The Energy Efficiency Partnership for Homes

It is about time that I wrote in these posts about a United Kingdom body that in its quiet way does a great deal of good work in the field of emission savings by way of educating and exchange information across businesses concerned with energy in some way. That body is the Energy Efficiency Partnership for Homes.

Since 1999 the Partnership, as they like to call themselves has been carrying out its work. It provides a place where those involved in supplying products that use energy in homes or that provide heat and power to homes can meet, exchange views, educate themselves about government policy initiatives and speak occasionally to government and civil servants in order to create a better understanding of the difficulties that face us in future energy use and thereby try to develop solutions.

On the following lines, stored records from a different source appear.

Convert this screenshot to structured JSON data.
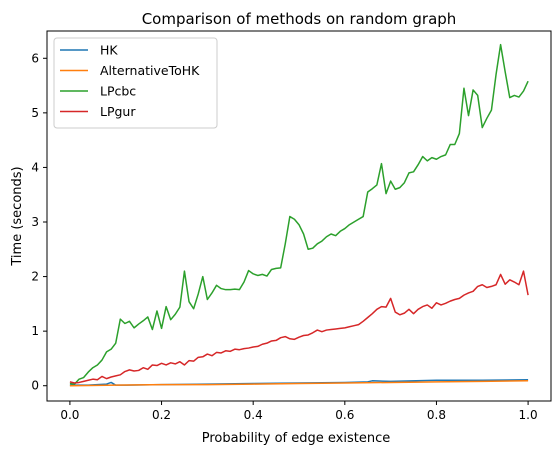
{
  "chart_data": {
    "type": "line",
    "title": "Comparison of methods on random graph",
    "xlabel": "Probability of edge existence",
    "ylabel": "Time (seconds)",
    "xlim": [
      -0.05,
      1.05
    ],
    "ylim": [
      -0.28,
      6.5
    ],
    "xticks": [
      0.0,
      0.2,
      0.4,
      0.6,
      0.8,
      1.0
    ],
    "xtick_labels": [
      "0.0",
      "0.2",
      "0.4",
      "0.6",
      "0.8",
      "1.0"
    ],
    "yticks": [
      0,
      1,
      2,
      3,
      4,
      5,
      6
    ],
    "ytick_labels": [
      "0",
      "1",
      "2",
      "3",
      "4",
      "5",
      "6"
    ],
    "grid": false,
    "legend_position": "top-left",
    "series": [
      {
        "name": "HK",
        "color": "#1f77b4",
        "x": [
          0.0,
          0.02,
          0.04,
          0.06,
          0.08,
          0.09,
          0.1,
          0.12,
          0.2,
          0.3,
          0.4,
          0.5,
          0.6,
          0.65,
          0.66,
          0.7,
          0.8,
          0.9,
          1.0
        ],
        "y": [
          0.01,
          0.01,
          0.01,
          0.02,
          0.03,
          0.06,
          0.01,
          0.01,
          0.02,
          0.03,
          0.04,
          0.05,
          0.06,
          0.07,
          0.09,
          0.08,
          0.1,
          0.1,
          0.11
        ]
      },
      {
        "name": "AlternativeToHK",
        "color": "#ff7f0e",
        "x": [
          0.0,
          0.1,
          0.2,
          0.3,
          0.4,
          0.5,
          0.6,
          0.7,
          0.8,
          0.9,
          1.0
        ],
        "y": [
          0.0,
          0.01,
          0.02,
          0.02,
          0.03,
          0.04,
          0.05,
          0.06,
          0.07,
          0.08,
          0.09
        ]
      },
      {
        "name": "LPcbc",
        "color": "#2ca02c",
        "x": [
          0.0,
          0.01,
          0.02,
          0.03,
          0.04,
          0.05,
          0.06,
          0.07,
          0.08,
          0.09,
          0.1,
          0.11,
          0.12,
          0.13,
          0.14,
          0.15,
          0.16,
          0.17,
          0.18,
          0.19,
          0.2,
          0.21,
          0.22,
          0.23,
          0.24,
          0.25,
          0.26,
          0.27,
          0.28,
          0.29,
          0.3,
          0.31,
          0.32,
          0.33,
          0.34,
          0.35,
          0.36,
          0.37,
          0.38,
          0.39,
          0.4,
          0.41,
          0.42,
          0.43,
          0.44,
          0.45,
          0.46,
          0.47,
          0.48,
          0.49,
          0.5,
          0.51,
          0.52,
          0.53,
          0.54,
          0.55,
          0.56,
          0.57,
          0.58,
          0.59,
          0.6,
          0.61,
          0.62,
          0.63,
          0.64,
          0.65,
          0.66,
          0.67,
          0.68,
          0.69,
          0.7,
          0.71,
          0.72,
          0.73,
          0.74,
          0.75,
          0.76,
          0.77,
          0.78,
          0.79,
          0.8,
          0.81,
          0.82,
          0.83,
          0.84,
          0.85,
          0.86,
          0.87,
          0.88,
          0.89,
          0.9,
          0.91,
          0.92,
          0.93,
          0.94,
          0.95,
          0.96,
          0.97,
          0.98,
          0.99,
          1.0
        ],
        "y": [
          0.04,
          0.03,
          0.12,
          0.15,
          0.25,
          0.33,
          0.38,
          0.47,
          0.62,
          0.67,
          0.78,
          1.22,
          1.14,
          1.18,
          1.06,
          1.13,
          1.19,
          1.26,
          1.03,
          1.37,
          1.05,
          1.45,
          1.21,
          1.31,
          1.44,
          2.1,
          1.54,
          1.41,
          1.68,
          2.0,
          1.58,
          1.7,
          1.84,
          1.78,
          1.76,
          1.76,
          1.77,
          1.76,
          1.9,
          2.11,
          2.05,
          2.02,
          2.04,
          2.01,
          2.13,
          2.15,
          2.16,
          2.6,
          3.1,
          3.05,
          2.95,
          2.78,
          2.5,
          2.52,
          2.6,
          2.65,
          2.73,
          2.78,
          2.75,
          2.83,
          2.88,
          2.95,
          3.0,
          3.05,
          3.1,
          3.55,
          3.61,
          3.68,
          4.07,
          3.52,
          3.75,
          3.6,
          3.63,
          3.72,
          3.9,
          3.92,
          4.05,
          4.2,
          4.12,
          4.18,
          4.15,
          4.2,
          4.23,
          4.42,
          4.42,
          4.62,
          5.45,
          4.95,
          5.42,
          5.32,
          4.73,
          4.9,
          5.05,
          5.7,
          6.25,
          5.75,
          5.28,
          5.32,
          5.29,
          5.4,
          5.58
        ]
      },
      {
        "name": "LPgur",
        "color": "#d62728",
        "x": [
          0.0,
          0.01,
          0.02,
          0.03,
          0.04,
          0.05,
          0.06,
          0.07,
          0.08,
          0.09,
          0.1,
          0.11,
          0.12,
          0.13,
          0.14,
          0.15,
          0.16,
          0.17,
          0.18,
          0.19,
          0.2,
          0.21,
          0.22,
          0.23,
          0.24,
          0.25,
          0.26,
          0.27,
          0.28,
          0.29,
          0.3,
          0.31,
          0.32,
          0.33,
          0.34,
          0.35,
          0.36,
          0.37,
          0.38,
          0.39,
          0.4,
          0.41,
          0.42,
          0.43,
          0.44,
          0.45,
          0.46,
          0.47,
          0.48,
          0.49,
          0.5,
          0.51,
          0.52,
          0.53,
          0.54,
          0.55,
          0.56,
          0.57,
          0.58,
          0.59,
          0.6,
          0.61,
          0.62,
          0.63,
          0.64,
          0.65,
          0.66,
          0.67,
          0.68,
          0.69,
          0.7,
          0.71,
          0.72,
          0.73,
          0.74,
          0.75,
          0.76,
          0.77,
          0.78,
          0.79,
          0.8,
          0.81,
          0.82,
          0.83,
          0.84,
          0.85,
          0.86,
          0.87,
          0.88,
          0.89,
          0.9,
          0.91,
          0.92,
          0.93,
          0.94,
          0.95,
          0.96,
          0.97,
          0.98,
          0.99,
          1.0
        ],
        "y": [
          0.07,
          0.05,
          0.06,
          0.08,
          0.1,
          0.12,
          0.11,
          0.17,
          0.13,
          0.16,
          0.18,
          0.2,
          0.26,
          0.29,
          0.27,
          0.28,
          0.33,
          0.3,
          0.38,
          0.37,
          0.41,
          0.38,
          0.42,
          0.4,
          0.44,
          0.38,
          0.46,
          0.45,
          0.52,
          0.53,
          0.58,
          0.55,
          0.61,
          0.6,
          0.64,
          0.63,
          0.67,
          0.66,
          0.68,
          0.69,
          0.71,
          0.72,
          0.76,
          0.78,
          0.82,
          0.83,
          0.88,
          0.9,
          0.86,
          0.85,
          0.89,
          0.92,
          0.93,
          0.97,
          1.02,
          0.99,
          1.02,
          1.03,
          1.04,
          1.05,
          1.06,
          1.08,
          1.1,
          1.12,
          1.18,
          1.25,
          1.32,
          1.4,
          1.45,
          1.44,
          1.6,
          1.35,
          1.3,
          1.33,
          1.4,
          1.32,
          1.4,
          1.45,
          1.48,
          1.42,
          1.52,
          1.48,
          1.51,
          1.55,
          1.58,
          1.6,
          1.66,
          1.7,
          1.73,
          1.82,
          1.85,
          1.8,
          1.82,
          1.85,
          2.04,
          1.86,
          1.94,
          1.9,
          1.85,
          2.1,
          1.66
        ]
      }
    ]
  }
}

I cannot attend meetings of the Partnership as often as I would like to attend them, but whenever I have it has been a very pleasant and helpful experience.

There are over 550 organisations that now belong to the partnership, collaborating, learning, sharing experience and making representations to those in need of them and publishing reports. You can download the latest report from the Energy Efficient Partnership for homes by logging on to the link below. http://www.eeph.org.uk/uploads/documents/partnership/FINAL%20eeph%20web1.pdf

One of the matters that the Partnership deals with is space and water heating. The Partnership reports that space and water heating are responsible for 72% of domestic emissions, which in turn means 20% of all United Kingdom emissions. Usually (although the precise proportion varies from year to year according to the weather) two thirds of heat’s emissions are from space heating and one third from water heating. As the climate gets warmer and as homes become better at conserving heat the percentages will proportions will radically alter, possibly to water heating accounting for most of the heat energy in newly built homes.

This single fact makes you wonder why the government is at the moment doing so very little to promote household renewable heat, concentrating upon household electricity from renewable sources, as it has always done.

But old bad habits die hard and we must hope that the United Kingdom will adopt policies to exploit some of the easy emission savings that renewable heat, particularly from solar panels by creating a widespread programme for the installation of solar thermal systems delivering benign renewable heat across the country.

At the moment only a very tiny proportion of the Partnership’s time is spent on renewable energy. There are still very big savings of emission to be had from pure efficiency measures, like insulation and more efficient boilers, heating controls and the like, but more and more there is recognition that renewable technologies like solar water and space heating will play a critical role in reducing any nations emissions from homes.